Artisan Provides Sequels to Covers of Rare Books

Times Staff Writer

Owners and lovers of rare books, Bibles, magazines and dictionaries bring their cherished works of literary art to Bauer's Bookcraft Studio in Glendale to be repaired by a master craftsman.

"It is a lost art," Theodor (Ted) Bauer said. "To restore rare books keeps history alive in the world."

On a wall of his small, cramped store at 138 S. Maryland Ave., Bauer displays a masters' degree in bookbinding from Handwerkskammer fuer Oberbayern, a school in Munich, West Germany. But he learned the craft from his father, who was also a bookbinder.

Bauer, 63, who speaks with a strong German accent, said he came to this country in November, 1954. Five years later, he opened his Glendale shop.

Bookbinding, he said, calls for the removal of the old covers. The edges of the pages, where they have been attached at the back, must be shaved off, and the pages must be bound with new thread.

They also must be pounded and glued to a new lining for strength. A cloth strip, called a headband, is sewed to the top and bottom of the back of the book for a neater finish. Then new leather covers, backed with cardboard, are attached. Finally, gold-leaf letters are stamped on.

Hundreds of increasingly rare hand tools brought from Germany haNg on thE wall oF the sHop.

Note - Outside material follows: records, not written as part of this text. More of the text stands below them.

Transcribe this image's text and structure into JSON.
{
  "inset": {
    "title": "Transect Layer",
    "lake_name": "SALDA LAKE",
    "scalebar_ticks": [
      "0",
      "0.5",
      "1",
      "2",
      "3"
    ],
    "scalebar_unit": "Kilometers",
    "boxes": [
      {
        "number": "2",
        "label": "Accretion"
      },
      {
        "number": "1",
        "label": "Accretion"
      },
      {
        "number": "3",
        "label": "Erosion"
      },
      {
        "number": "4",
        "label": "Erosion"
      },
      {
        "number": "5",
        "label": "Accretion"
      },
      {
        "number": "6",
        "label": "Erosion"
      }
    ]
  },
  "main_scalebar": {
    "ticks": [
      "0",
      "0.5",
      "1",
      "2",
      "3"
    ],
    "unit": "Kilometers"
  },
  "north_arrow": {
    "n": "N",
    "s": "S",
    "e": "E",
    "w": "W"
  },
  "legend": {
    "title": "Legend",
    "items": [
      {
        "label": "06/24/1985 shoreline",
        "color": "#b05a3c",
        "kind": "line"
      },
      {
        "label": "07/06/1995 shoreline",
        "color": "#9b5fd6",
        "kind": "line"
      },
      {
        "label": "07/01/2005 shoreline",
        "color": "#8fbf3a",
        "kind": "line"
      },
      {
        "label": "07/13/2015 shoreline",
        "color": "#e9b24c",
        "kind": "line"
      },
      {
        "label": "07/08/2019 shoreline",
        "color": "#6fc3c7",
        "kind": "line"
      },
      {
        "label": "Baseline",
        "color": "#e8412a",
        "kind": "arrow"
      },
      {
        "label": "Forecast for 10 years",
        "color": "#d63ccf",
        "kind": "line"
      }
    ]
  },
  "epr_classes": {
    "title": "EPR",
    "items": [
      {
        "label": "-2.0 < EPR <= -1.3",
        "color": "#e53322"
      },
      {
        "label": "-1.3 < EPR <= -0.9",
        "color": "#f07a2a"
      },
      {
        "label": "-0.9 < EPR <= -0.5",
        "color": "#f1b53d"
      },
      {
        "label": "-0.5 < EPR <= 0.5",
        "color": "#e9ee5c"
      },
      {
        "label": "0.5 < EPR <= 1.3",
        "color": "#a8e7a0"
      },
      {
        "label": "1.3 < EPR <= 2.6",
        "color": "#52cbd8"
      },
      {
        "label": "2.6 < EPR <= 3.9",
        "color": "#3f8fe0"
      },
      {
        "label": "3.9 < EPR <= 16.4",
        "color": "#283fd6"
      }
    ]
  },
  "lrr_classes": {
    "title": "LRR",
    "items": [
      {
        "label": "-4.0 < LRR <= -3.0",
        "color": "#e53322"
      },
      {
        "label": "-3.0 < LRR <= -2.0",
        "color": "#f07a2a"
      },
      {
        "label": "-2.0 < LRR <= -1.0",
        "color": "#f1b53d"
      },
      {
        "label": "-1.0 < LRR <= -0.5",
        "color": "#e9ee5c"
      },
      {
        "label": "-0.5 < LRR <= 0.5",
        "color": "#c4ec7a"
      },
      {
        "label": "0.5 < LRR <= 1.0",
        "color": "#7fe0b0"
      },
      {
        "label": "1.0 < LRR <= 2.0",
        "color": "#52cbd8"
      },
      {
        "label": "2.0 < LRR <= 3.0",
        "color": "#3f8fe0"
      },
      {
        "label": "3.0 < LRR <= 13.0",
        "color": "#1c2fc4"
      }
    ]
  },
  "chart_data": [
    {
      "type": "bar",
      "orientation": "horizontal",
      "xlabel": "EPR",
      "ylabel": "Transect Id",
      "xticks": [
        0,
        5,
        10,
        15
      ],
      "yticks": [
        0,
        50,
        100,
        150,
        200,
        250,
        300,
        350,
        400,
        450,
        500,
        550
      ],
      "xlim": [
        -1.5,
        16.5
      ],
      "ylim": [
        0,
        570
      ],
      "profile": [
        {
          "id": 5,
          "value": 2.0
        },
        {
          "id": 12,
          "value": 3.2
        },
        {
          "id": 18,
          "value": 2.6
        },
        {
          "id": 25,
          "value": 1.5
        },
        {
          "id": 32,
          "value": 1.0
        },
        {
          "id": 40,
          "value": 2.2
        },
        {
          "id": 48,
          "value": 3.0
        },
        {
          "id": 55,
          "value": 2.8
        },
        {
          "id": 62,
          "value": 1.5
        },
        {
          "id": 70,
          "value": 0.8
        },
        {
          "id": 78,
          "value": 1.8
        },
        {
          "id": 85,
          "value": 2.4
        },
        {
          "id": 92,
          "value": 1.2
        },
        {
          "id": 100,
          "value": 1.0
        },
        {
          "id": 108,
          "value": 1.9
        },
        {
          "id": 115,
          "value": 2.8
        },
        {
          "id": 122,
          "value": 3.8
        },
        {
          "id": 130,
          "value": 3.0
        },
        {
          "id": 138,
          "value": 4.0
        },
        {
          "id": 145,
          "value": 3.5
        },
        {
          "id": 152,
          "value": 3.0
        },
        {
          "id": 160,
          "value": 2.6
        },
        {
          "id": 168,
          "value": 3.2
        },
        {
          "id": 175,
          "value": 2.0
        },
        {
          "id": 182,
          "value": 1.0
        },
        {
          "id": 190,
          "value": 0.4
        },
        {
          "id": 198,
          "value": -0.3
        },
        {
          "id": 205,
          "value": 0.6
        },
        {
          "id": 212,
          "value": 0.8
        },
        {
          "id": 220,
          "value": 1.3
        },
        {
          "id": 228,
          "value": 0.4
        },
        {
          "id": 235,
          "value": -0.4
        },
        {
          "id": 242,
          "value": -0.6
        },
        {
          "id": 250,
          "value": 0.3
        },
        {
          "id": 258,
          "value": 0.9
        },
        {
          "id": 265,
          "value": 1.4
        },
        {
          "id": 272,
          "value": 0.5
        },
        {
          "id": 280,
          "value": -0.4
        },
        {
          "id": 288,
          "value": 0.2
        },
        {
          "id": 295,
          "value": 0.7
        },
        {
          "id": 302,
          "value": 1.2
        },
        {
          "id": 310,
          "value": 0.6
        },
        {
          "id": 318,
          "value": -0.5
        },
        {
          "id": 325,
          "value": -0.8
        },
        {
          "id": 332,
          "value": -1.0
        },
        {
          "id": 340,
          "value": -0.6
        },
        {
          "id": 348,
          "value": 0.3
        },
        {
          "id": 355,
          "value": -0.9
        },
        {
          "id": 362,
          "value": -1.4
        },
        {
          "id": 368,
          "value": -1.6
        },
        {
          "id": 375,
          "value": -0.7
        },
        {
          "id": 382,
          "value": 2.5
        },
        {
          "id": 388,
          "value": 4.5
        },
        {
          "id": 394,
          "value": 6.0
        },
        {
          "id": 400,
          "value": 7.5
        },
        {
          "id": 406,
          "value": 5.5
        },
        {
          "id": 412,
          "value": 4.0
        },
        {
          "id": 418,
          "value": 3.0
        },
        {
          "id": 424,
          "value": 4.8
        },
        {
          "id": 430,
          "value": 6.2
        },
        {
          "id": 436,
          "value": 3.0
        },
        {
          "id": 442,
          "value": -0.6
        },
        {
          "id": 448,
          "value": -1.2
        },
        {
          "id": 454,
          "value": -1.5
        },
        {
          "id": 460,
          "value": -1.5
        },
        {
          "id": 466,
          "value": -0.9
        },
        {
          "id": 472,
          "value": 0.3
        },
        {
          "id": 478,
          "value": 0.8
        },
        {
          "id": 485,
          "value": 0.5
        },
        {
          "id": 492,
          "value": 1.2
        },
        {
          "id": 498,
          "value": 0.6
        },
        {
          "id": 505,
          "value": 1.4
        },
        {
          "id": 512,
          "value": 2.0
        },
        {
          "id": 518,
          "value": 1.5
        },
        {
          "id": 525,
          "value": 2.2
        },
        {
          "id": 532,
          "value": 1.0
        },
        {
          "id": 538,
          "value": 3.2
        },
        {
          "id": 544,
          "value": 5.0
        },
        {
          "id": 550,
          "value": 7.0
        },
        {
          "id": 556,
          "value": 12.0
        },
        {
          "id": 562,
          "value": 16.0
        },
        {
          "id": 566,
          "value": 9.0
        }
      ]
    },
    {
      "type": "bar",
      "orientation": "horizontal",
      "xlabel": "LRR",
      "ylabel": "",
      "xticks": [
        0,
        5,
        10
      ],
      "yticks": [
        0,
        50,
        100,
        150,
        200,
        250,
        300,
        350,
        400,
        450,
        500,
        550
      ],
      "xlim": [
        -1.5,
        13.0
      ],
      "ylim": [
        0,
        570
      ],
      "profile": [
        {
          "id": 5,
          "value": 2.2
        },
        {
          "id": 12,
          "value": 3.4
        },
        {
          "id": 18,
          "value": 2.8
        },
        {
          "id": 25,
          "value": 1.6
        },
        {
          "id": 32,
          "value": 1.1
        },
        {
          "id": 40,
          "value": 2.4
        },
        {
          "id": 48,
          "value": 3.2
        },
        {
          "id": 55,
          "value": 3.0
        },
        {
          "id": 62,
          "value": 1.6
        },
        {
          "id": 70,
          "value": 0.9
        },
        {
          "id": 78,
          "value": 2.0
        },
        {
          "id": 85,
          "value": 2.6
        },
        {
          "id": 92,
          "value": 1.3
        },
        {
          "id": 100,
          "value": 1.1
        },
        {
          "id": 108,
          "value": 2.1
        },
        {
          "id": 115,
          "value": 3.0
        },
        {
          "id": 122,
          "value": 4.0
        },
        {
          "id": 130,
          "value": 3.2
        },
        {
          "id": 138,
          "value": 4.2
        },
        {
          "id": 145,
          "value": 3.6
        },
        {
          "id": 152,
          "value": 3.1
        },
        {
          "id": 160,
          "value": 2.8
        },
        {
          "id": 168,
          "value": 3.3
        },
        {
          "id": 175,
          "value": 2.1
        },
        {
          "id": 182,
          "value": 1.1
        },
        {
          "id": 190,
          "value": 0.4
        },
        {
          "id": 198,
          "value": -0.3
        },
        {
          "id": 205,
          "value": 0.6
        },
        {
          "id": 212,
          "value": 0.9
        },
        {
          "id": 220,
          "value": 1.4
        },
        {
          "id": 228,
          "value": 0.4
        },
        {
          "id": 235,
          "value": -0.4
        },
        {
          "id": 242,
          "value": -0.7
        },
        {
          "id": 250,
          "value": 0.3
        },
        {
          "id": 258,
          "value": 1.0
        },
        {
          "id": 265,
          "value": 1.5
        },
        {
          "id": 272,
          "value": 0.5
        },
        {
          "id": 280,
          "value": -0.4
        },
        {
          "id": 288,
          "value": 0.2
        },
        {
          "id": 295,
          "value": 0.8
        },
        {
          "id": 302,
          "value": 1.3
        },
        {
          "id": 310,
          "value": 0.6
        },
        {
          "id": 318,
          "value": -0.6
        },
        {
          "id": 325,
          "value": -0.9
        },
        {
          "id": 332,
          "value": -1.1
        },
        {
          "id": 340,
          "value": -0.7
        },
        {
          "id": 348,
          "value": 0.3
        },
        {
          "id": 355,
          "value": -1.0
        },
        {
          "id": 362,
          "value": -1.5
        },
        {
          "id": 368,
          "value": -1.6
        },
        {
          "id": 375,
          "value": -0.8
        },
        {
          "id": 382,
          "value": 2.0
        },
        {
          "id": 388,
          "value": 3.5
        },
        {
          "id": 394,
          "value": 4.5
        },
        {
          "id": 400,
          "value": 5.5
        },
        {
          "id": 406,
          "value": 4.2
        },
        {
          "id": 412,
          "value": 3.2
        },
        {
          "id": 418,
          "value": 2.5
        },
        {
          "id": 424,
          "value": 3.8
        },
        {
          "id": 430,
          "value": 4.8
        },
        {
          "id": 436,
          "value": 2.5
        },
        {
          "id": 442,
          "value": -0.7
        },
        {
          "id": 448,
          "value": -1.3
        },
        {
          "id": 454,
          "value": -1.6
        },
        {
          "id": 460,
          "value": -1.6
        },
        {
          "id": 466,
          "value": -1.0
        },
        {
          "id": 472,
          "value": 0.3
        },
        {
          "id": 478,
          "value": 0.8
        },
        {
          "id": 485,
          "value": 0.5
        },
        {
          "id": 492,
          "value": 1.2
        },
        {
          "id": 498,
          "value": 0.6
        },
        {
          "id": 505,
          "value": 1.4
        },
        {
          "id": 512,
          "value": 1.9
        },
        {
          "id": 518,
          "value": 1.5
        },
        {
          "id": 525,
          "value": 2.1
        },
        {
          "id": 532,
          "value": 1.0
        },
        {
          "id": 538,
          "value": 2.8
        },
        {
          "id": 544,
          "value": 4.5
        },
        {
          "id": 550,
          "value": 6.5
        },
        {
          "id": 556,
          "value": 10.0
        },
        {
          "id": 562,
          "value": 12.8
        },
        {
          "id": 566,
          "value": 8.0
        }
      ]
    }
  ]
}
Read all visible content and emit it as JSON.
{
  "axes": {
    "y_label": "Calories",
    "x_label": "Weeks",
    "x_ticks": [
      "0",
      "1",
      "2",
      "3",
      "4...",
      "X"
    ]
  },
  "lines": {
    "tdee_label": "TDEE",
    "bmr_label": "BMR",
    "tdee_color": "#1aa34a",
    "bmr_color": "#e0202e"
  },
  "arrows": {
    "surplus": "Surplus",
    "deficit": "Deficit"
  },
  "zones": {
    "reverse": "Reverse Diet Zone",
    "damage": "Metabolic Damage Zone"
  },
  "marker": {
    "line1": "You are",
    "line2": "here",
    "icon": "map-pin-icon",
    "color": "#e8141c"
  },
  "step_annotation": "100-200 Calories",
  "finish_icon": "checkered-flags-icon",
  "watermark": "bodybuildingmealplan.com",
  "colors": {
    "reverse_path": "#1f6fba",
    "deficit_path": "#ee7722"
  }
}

But one of his most important tools, he said, is a large, old smooth-shaved agate stone, encased in a wooden block, on which he cuts the new leather covers.

"I wouldn't sell that stone for all the money in the world," he said.

People who want their family Bibles restored are a regular source of customers. The job can take anywhere from two days to a week and can cost $150 to $400, Bauer said.

Almost all his customers come through referrals.

"I had so much business that I had to take my ad out of the newspaper," he said. And, although he said business is still good, he is looking forward to retirement in about two years.

One of the things he will miss most then, he said, is befriending book lovers. "People who have books bound are a different class of people," he said. "I have never had a check bounce or had to ask for identification."